I should warn though - this approach does currently have several issues, and will probably require some patience to make it work for your application.

  • It is very slow because of the mesh collision
  • There is no friction between the cloth and the obstacle, so it will tend to slide off if left long enough
  • Since the collision is only calculated for the vertices of the cloth, the faces can end up penetrating slightly. Offsetting the mesh slightly can help avoid this, but means the cloth will no longer lie exactly on the surface.
  • Different properties for the fabric can be achieved by varying the mesh resolution and strengths of the stretch/shear/bending forces, but for those not familiar with Kangaroo/Grasshopper tweaking these might take a while.

I think there is potential for improvement on most of these points though.
Also - I’ve recently been testing some Rhino commands using the Kangaroo library without going through Grasshopper, for some simple applications, such as dropping objects onto the ground plane. This might be another good candidate for this.

Here’s the definition. It requires Kangaroo 2.1.4 and Weaverbird.
sofa_drape.gh (19.3 KB)


Agreed. Better to use a $0 all time tidy bed maker like blender. There are hundrets of tutorials how to drop cloth, below took less than 2 minutes to setup…




Honestly there is so much available at places like turbosquid for relatively low cost that I haven’t been able to justify making this type of thing. It’s way cheaper for your client if you just spend three minutes picking something and buy it vs. charge them for hours to make your own… I’ve very quickly amassed enough of a collection that I don’t need to buy much anymore. EDIT: this sortof presumes you’re not doing it for fun/hobby. In that case I’d follow the advice of those suggesting some other software. Better to do this in a mesh modeler vs. NURBS.

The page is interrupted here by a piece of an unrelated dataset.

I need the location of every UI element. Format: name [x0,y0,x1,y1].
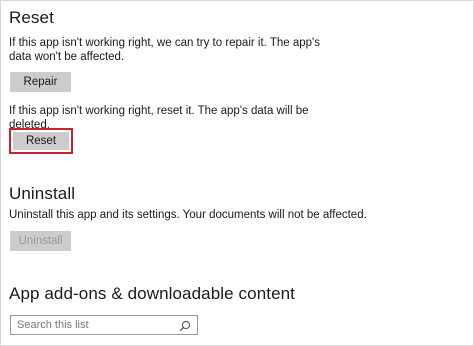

3DSMax fabric modifier would be my bet for a quick and accurate mesh for visualisation. Plenty of tutorials online and can be created even as a noob within 10-20 mins.



Hi Wynott,

Sure it is not for hobby and therefor I don’t have the time to learn more applications. this takes to long, learning curv… on the other hand, Rhino doesn’t support this. Buying is possible for a bed, but if I need a blanked in a new designed child bed or wagon/carrier, I can’t buy this. I’m a designer so I work with new products, most of the time. Rhino is my working space.